Julie Hanks: Nurturing partnership families
Julie Hanks, PhD., LCSW, partnership leader, author, speaker and clinical therapist in Salt Lake City, Utah, speaks widely about ways we can work together to release domination-system patterns and nurture families grounded in partnership systems. In her CPS post 4 Ways to Create Partnership Families, Julie writes, “If every child grew up in a home where partnership was practiced, the world would be transformed. That is my vision, and I’m on a mission to help families develop partnership patterns and shed the shackles of domination that have formed rigid family roles. I want all people to see themselves as important caregivers in the lives of others, as creators of their lives, and as crucial leaders in the larger world. I want children to feel connected to themselves and others, to value relationships above status, and to respond to the suffering of others with compassion”. Julie reveals common parenting patterns and shows how we can move toward partnership parenting. She authored the article Bringing Partnership Home: A Model of Family Transformation in the Interdisciplinary Journal of Partnership Studies.
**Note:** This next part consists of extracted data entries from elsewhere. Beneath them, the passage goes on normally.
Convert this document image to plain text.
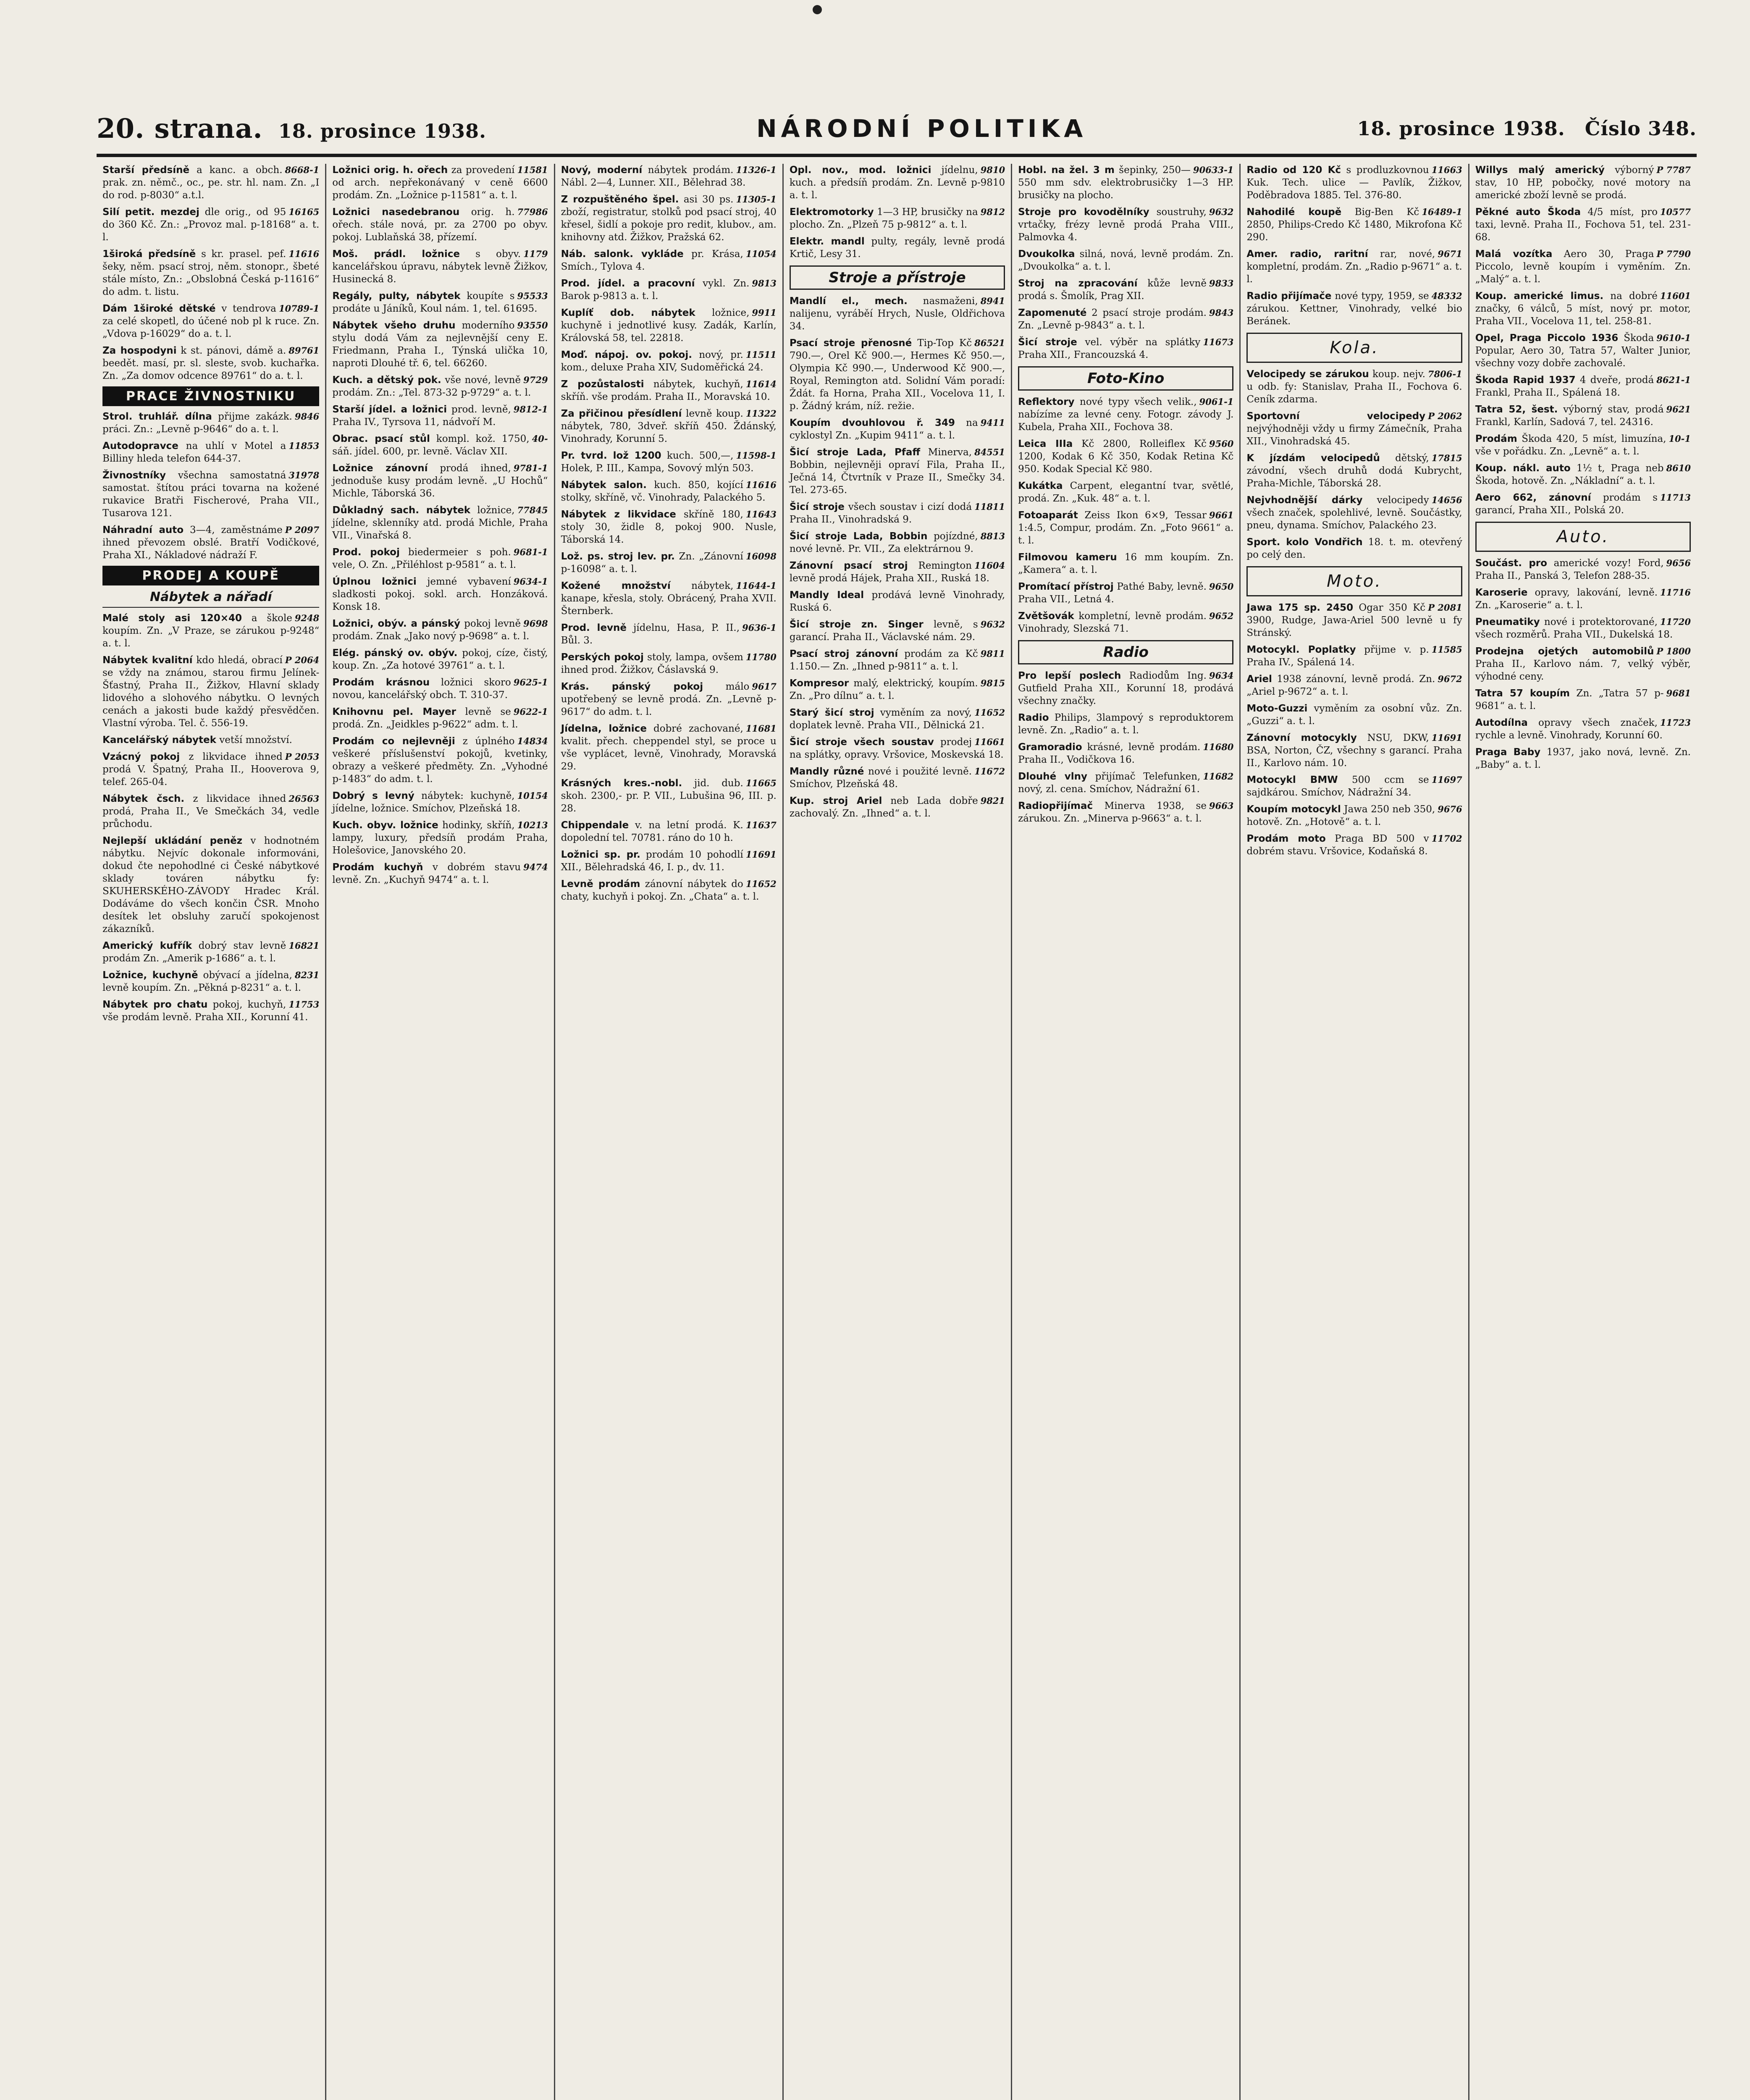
20. strana. 18. prosince 1938.	NÁRODNÍ POLITIKA	18. prosince 1938. Číslo 348.

8668-1
Starší předsíně a kanc. a obch. prak. zn. němč., oc., pe. str. hl. nam. Zn. „I do rod. p-8030“ a.t.l.

16165
Silí petit. mezdej dle orig., od 95 do 360 Kč. Zn.: „Provoz mal. p-18168“ a. t. l.

11616
1široká předsíně s kr. prasel. pef. šeky, něm. psací stroj, něm. stonopr., šbeté stále místo, Zn.: „Obslobná Česká p-11616“ do adm. t. listu.

10789-1
Dám 1široké dětské v tendrova za celé skopetl, do účené nob pl k ruce. Zn. „Vdova p-16029“ do a. t. l.

89761
Za hospodyni k st. pánovi, dámě a. beedět. masí, pr. sl. sleste, svob. kuchařka. Zn. „Za domov odcence 89761“ do a. t. l.

PRACE ŽIVNOSTNIKU

9846
Strol. truhlář. dílna přijme zakázk. práci. Zn.: „Levně p-9646“ do a. t. l.

11853
Autodopravce na uhlí v Motel a Billiny hleda telefon 644-37.

31978
Živnostníky všechna samostatná samostat. štítou práci tovarna na kožené rukavice Bratři Fischerové, Praha VII., Tusarova 121.

P 2097
Náhradní auto 3—4, zaměstnáme ihned převozem obslé. Bratří Vodičkové, Praha XI., Nákladové nádraží F.

PRODEJ A KOUPĚ
Nábytek a nářadí

9248
Malé stoly asi 120×40 a škole koupím. Zn. „V Praze, se zárukou p-9248“ a. t. l.

P 2064
Nábytek kvalitní kdo hledá, obrací se vždy na známou, starou firmu Jelínek-Šťastný, Praha II., Žižkov, Hlavní sklady lidového a slohového nábytku. O levných cenách a jakosti bude každý přesvědčen. Vlastní výroba. Tel. č. 556-19.

Kancelářský nábytek vetší množství.

P 2053
Vzácný pokoj z likvidace ihned prodá V. Špatný, Praha II., Hooverova 9, telef. 265-04.

26563
Nábytek čsch. z likvidace ihned prodá, Praha II., Ve Smečkách 34, vedle průchodu.

Nejlepší ukládání peněz v hodnotném nábytku. Nejvíc dokonale informováni, dokud čte nepohodlné ci České nábytkové sklady továren nábytku fy: SKUHERSKÉHO-ZÁVODY Hradec Král. Dodáváme do všech končin ČSR. Mnoho desítek let obsluhy zaručí spokojenost zákazníků.

16821
Americký kufřík dobrý stav levně prodám Zn. „Amerik p-1686“ a. t. l.

8231
Ložnice, kuchyně obývací a jídelna, levně koupím. Zn. „Pěkná p-8231“ a. t. l.

11753
Nábytek pro chatu pokoj, kuchyň, vše prodám levně. Praha XII., Korunní 41.

11581
Ložnici orig. h. ořech za provedení od arch. nepřekonávaný v ceně 6600 prodám. Zn. „Ložnice p-11581“ a. t. l.

77986
Ložnici nasedebranou orig. h. ořech. stále nová, pr. za 2700 po obyv. pokoj. Lublaňská 38, přízemí.

1179
Moš. prádl. ložnice s obyv. kancelářskou úpravu, nábytek levně Žižkov, Husinecká 8.

95533
Regály, pulty, nábytek koupíte s prodáte u Jáníků, Koul nám. 1, tel. 61695.

93550
Nábytek všeho druhu moderního stylu dodá Vám za nejlevnější ceny E. Friedmann, Praha I., Týnská ulička 10, naproti Dlouhé tř. 6, tel. 66260.

9729
Kuch. a dětský pok. vše nové, levně prodám. Zn.: „Tel. 873-32 p-9729“ a. t. l.

9812-1
Starší jídel. a ložnici prod. levně, Praha IV., Tyrsova 11, nádvoří M.

40-
Obrac. psací stůl kompl. kož. 1750, sáň. jídel. 600, pr. levně. Václav XII.

9781-1
Ložnice zánovní prodá ihned, jednoduše kusy prodám levně. „U Hochů“ Michle, Táborská 36.

77845
Důkladný sach. nábytek ložnice, jídelne, sklenníky atd. prodá Michle, Praha VII., Vinařská 8.

9681-1
Prod. pokoj biedermeier s poh. vele, O. Zn. „Přiléhlost p-9581“ a. t. l.

9634-1
Úplnou ložnici jemné vybavení sladkosti pokoj. sokl. arch. Honzáková. Konsk 18.

9698
Ložnici, obýv. a pánský pokoj levně prodám. Znak „Jako nový p-9698“ a. t. l.

Elég. pánský ov. obýv. pokoj, cíze, čistý, koup. Zn. „Za hotové 39761“ a. t. l.

9625-1
Prodám krásnou ložnici skoro novou, kancelářský obch. T. 310-37.

9622-1
Knihovnu pel. Mayer levně se prodá. Zn. „Jeidkles p-9622“ adm. t. l.

14834
Prodám co nejlevněji z úplného veškeré příslušenství pokojů, kvetinky, obrazy a veškeré předměty. Zn. „Vyhodné p-1483“ do adm. t. l.

10154
Dobrý s levný nábytek: kuchyně, jídelne, ložnice. Smíchov, Plzeňská 18.

10213
Kuch. obyv. ložnice hodinky, skříň, lampy, luxury, předsíň prodám Praha, Holešovice, Janovského 20.

9474
Prodám kuchyň v dobrém stavu levně. Zn. „Kuchyň 9474“ a. t. l.

11326-1
Nový, moderní nábytek prodám. Nábl. 2—4, Lunner. XII., Bělehrad 38.

11305-1
Z rozpuštěného špel. asi 30 ps. zboží, registratur, stolků pod psací stroj, 40 křesel, šidlí a pokoje pro redit, klubov., am. knihovny atd. Žižkov, Pražská 62.

11054
Náb. salonk. vykláde pr. Krása, Smích., Tylova 4.

9813
Prod. jídel. a pracovní vykl. Zn. Barok p-9813 a. t. l.

9911
Kuplíť dob. nábytek ložnice, kuchyně i jednotlivé kusy. Zadák, Karlín, Královská 58, tel. 22818.

11511
Moď. nápoj. ov. pokoj. nový, pr. kom., deluxe Praha XIV, Sudoměřická 24.

11614
Z pozůstalosti nábytek, kuchyň, skříň. vše prodám. Praha II., Moravská 10.

11322
Za přičinou přesídlení levně koup. nábytek, 780, 3dveř. skříň 450. Ždánský, Vinohrady, Korunní 5.

11598-1
Pr. tvrd. lož 1200 kuch. 500,—, Holek, P. III., Kampa, Sovový mlýn 503.

11616
Nábytek salon. kuch. 850, kojící stolky, skříně, vč. Vinohrady, Palackého 5.

11643
Nábytek z likvidace skříně 180, stoly 30, židle 8, pokoj 900. Nusle, Táborská 14.

16098
Lož. ps. stroj lev. pr. Zn. „Zánovní p-16098“ a. t. l.

11644-1
Kožené množství nábytek, kanape, křesla, stoly. Obrácený, Praha XVII. Šternberk.

9636-1
Prod. levně jídelnu, Hasa, P. II., Bůl. 3.

11780
Perských pokoj stoly, lampa, ovšem ihned prod. Žižkov, Čáslavská 9.

9617
Krás. pánský pokoj málo upotřebený se levně prodá. Zn. „Levně p-9617“ do adm. t. l.

11681
Jídelna, ložnice dobré zachované, kvalit. přech. cheppendel styl, se proce u vše vyplácet, levně, Vinohrady, Moravská 29.

11665
Krásných kres.-nobl. jid. dub. skoh. 2300,- pr. P. VII., Lubušina 96, III. p. 28.

11637
Chippendale v. na letní prodá. K. dopolední tel. 70781. ráno do 10 h.

11691
Ložnici sp. pr. prodám 10 pohodlí XII., Bělehradská 46, I. p., dv. 11.

11652
Levně prodám zánovní nábytek do chaty, kuchyň i pokoj. Zn. „Chata“ a. t. l.

9810
Opl. nov., mod. ložnici jídelnu, kuch. a předsíň prodám. Zn. Levně p-9810 a. t. l.

9812
Elektromotorky 1—3 HP, brusičky na plocho. Zn. „Plzeň 75 p-9812“ a. t. l.

Elektr. mandl pulty, regály, levně prodá Krtič, Lesy 31.

Stroje a přístroje

8941
Mandlí el., mech. nasmaženi, nalijenu, vyráběí Hrych, Nusle, Oldřichova 34.

86521
Psací stroje přenosné Tip-Top Kč 790.—, Orel Kč 900.—, Hermes Kč 950.—, Olympia Kč 990.—, Underwood Kč 900.—, Royal, Remington atd. Solidní Vám poradí: Ždát. fa Horna, Praha XII., Vocelova 11, I. p. Žádný krám, níž. režie.

9411
Koupím dvouhlovou ř. 349 na cyklostyl Zn. „Kupim 9411“ a. t. l.

84551
Šicí stroje Lada, Pfaff Minerva, Bobbin, nejlevněji opraví Fila, Praha II., Ječná 14, Čtvrtník v Praze II., Smečky 34. Tel. 273-65.

11811
Šicí stroje všech soustav i cizí dodá Praha II., Vinohradská 9.

8813
Šicí stroje Lada, Bobbin pojízdné, nové levně. Pr. VII., Za elektrárnou 9.

11604
Zánovní psací stroj Remington levně prodá Hájek, Praha XII., Ruská 18.

Mandly Ideal prodává levně Vinohrady, Ruská 6.

9632
Šicí stroje zn. Singer levně, s garancí. Praha II., Václavské nám. 29.

9811
Psací stroj zánovní prodám za Kč 1.150.— Zn. „Ihned p-9811“ a. t. l.

9815
Kompresor malý, elektrický, koupím. Zn. „Pro dílnu“ a. t. l.

11652
Starý šicí stroj vyměním za nový, doplatek levně. Praha VII., Dělnická 21.

11661
Šicí stroje všech soustav prodej na splátky, opravy. Vršovice, Moskevská 18.

11672
Mandly různé nové i použité levně. Smíchov, Plzeňská 48.

9821
Kup. stroj Ariel neb Lada dobře zachovalý. Zn. „Ihned“ a. t. l.

90633-1
Hobl. na žel. 3 m šepinky, 250—550 mm sdv. elektrobrusičky 1—3 HP. brusičky na plocho.

9632
Stroje pro kovodělníky soustruhy, vrtačky, frézy levně prodá Praha VIII., Palmovka 4.

Dvoukolka silná, nová, levně prodám. Zn. „Dvoukolka“ a. t. l.

9833
Stroj na zpracování kůže levně prodá s. Šmolík, Prag XII.

9843
Zapomenuté 2 psací stroje prodám. Zn. „Levně p-9843“ a. t. l.

11673
Šicí stroje vel. výběr na splátky Praha XII., Francouzská 4.

Foto-Kino

9061-1
Reflektory nové typy všech velik., nabízíme za levné ceny. Fotogr. závody J. Kubela, Praha XII., Fochova 38.

9560
Leica IIIa Kč 2800, Rolleiflex Kč 1200, Kodak 6 Kč 350, Kodak Retina Kč 950. Kodak Special Kč 980.

Kukátka Carpent, elegantní tvar, světlé, prodá. Zn. „Kuk. 48“ a. t. l.

9661
Fotoaparát Zeiss Ikon 6×9, Tessar 1:4.5, Compur, prodám. Zn. „Foto 9661“ a. t. l.

Filmovou kameru 16 mm koupím. Zn. „Kamera“ a. t. l.

9650
Promítací přístroj Pathé Baby, levně. Praha VII., Letná 4.

9652
Zvětšovák kompletní, levně prodám. Vinohrady, Slezská 71.

Radio

9634
Pro lepší poslech Radiodům Ing. Gutfield Praha XII., Korunní 18, prodává všechny značky.

Radio Philips, 3lampový s reproduktorem levně. Zn. „Radio“ a. t. l.

11680
Gramoradio krásné, levně prodám. Praha II., Vodičkova 16.

11682
Dlouhé vlny přijímač Telefunken, nový, zl. cena. Smíchov, Nádražní 61.

9663
Radiopřijímač Minerva 1938, se zárukou. Zn. „Minerva p-9663“ a. t. l.

11663
Radio od 120 Kč s prodluzkovnou Kuk. Tech. ulice — Pavlík, Žižkov, Poděbradova 1885. Tel. 376-80.

16489-1
Nahodilé koupě Big-Ben Kč 2850, Philips-Credo Kč 1480, Mikrofona Kč 290.

9671
Amer. radio, raritní rar, nové, kompletní, prodám. Zn. „Radio p-9671“ a. t. l.

48332
Radio přijímače nové typy, 1959, se zárukou. Kettner, Vinohrady, velké bio Beránek.

Kola.

7806-1
Velocipedy se zárukou koup. nejv. u odb. fy: Stanislav, Praha II., Fochova 6. Ceník zdarma.

P 2062
Sportovní velocipedy nejvýhodněji vždy u firmy Zámečník, Praha XII., Vinohradská 45.

17815
K jízdám velocipedů dětský, závodní, všech druhů dodá Kubrycht, Praha-Michle, Táborská 28.

14656
Nejvhodnější dárky velocipedy všech značek, spolehlivé, levně. Součástky, pneu, dynama. Smíchov, Palackého 23.

Sport. kolo Vondřich 18. t. m. otevřený po celý den.

Moto.

P 2081
Jawa 175 sp. 2450 Ogar 350 Kč 3900, Rudge, Jawa-Ariel 500 levně u fy Stránský.

11585
Motocykl. Poplatky přijme v. p. Praha IV., Spálená 14.

9672
Ariel 1938 zánovní, levně prodá. Zn. „Ariel p-9672“ a. t. l.

Moto-Guzzi vyměním za osobní vůz. Zn. „Guzzi“ a. t. l.

11691
Zánovní motocykly NSU, DKW, BSA, Norton, ČZ, všechny s garancí. Praha II., Karlovo nám. 10.

11697
Motocykl BMW 500 ccm se sajdkárou. Smíchov, Nádražní 34.

9676
Koupím motocykl Jawa 250 neb 350, hotově. Zn. „Hotově“ a. t. l.

11702
Prodám moto Praga BD 500 v dobrém stavu. Vršovice, Kodaňská 8.

P 7787
Willys malý americký výborný stav, 10 HP, pobočky, nové motory na americké zboží levně se prodá.

10577
Pěkné auto Škoda 4/5 míst, pro taxi, levně. Praha II., Fochova 51, tel. 231-68.

P 7790
Malá vozítka Aero 30, Praga Piccolo, levně koupím i vyměním. Zn. „Malý“ a. t. l.

11601
Koup. americké limus. na dobré značky, 6 válců, 5 míst, nový pr. motor, Praha VII., Vocelova 11, tel. 258-81.

9610-1
Opel, Praga Piccolo 1936 Škoda Popular, Aero 30, Tatra 57, Walter Junior, všechny vozy dobře zachovalé.

8621-1
Škoda Rapid 1937 4 dveře, prodá Frankl, Praha II., Spálená 18.

9621
Tatra 52, šest. výborný stav, prodá Frankl, Karlín, Sadová 7, tel. 24316.

10-1
Prodám Škoda 420, 5 míst, limuzína, vše v pořádku. Zn. „Levně“ a. t. l.

8610
Koup. nákl. auto 1½ t, Praga neb Škoda, hotově. Zn. „Nákladní“ a. t. l.

11713
Aero 662, zánovní prodám s garancí, Praha XII., Polská 20.

Auto.

9656
Součást. pro americké vozy! Ford, Praha II., Panská 3, Telefon 288-35.

11716
Karoserie opravy, lakování, levně. Zn. „Karoserie“ a. t. l.

11720
Pneumatiky nové i protektorované, všech rozměrů. Praha VII., Dukelská 18.

P 1800
Prodejna ojetých automobilů Praha II., Karlovo nám. 7, velký výběr, výhodné ceny.

9681
Tatra 57 koupím Zn. „Tatra 57 p-9681“ a. t. l.

11723
Autodílna opravy všech značek, rychle a levně. Vinohrady, Korunní 60.

Praga Baby 1937, jako nová, levně. Zn. „Baby“ a. t. l.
Sabrina Chakori: Advocating systemic change
Australia-based caring economy leader Sabrina Chakori questions the assumption that to be a consumer is responsible citizenship, and suggests that the challenge of this century is to reconceptualize our role in the economy. Sabrina asks, “If people as consumers are primarily identified as economic entities, where does that leave culture, creativity, self-actualization and our capacity to evolve towards healthy and whole economic systems that embrace partnership values?” She contributed a chapter in the book Positive Steps to a Steady State Economy, titled “Consumer, citizen or a new definition? The necessity to change both the term and our behaviour.”
Sabrina emphasizes “the necessity of a shift toward a partnership model that takes into account all beings, one that becomes the norm in our society. Eisler (2005) express two key aspects of partnership systems: the importance of empowering people, and of linking rather than ranking. With these ingredients, we could achieve a systematic change that takes into account that society must operate within nature’s limits and that, the economy must serve (not dominate) society.” Sabrina presented caring economy workshops at a Sydney, Australia new economy conference (“Redefining people in sustainable economies: the consumer has to go”) and at the 2016 COP22 in Marrakesh, Morocco.
Liz Copeland: Organizing and advocating for caring economy policy advocacy in New Mexico
Liz Copeland, certified caring economy leader, educator and community activist, has taught caring economy and partnership systems workshops in her hometown of Albuquerque, including the Fall 2018 “Paradigm Shift: The Work of Riane Eisler“ through the Albuquerque’s Oasis educational program. Liz is a dedicated and resourceful community organizer and social justice advocate— in collaboration with other CPS leaders she has promoted the adoption of social wealth economic indicators to the state of New Mexico’s Democratic party Platform and Resolutions committee as an essential guide for public investment locally and nationally.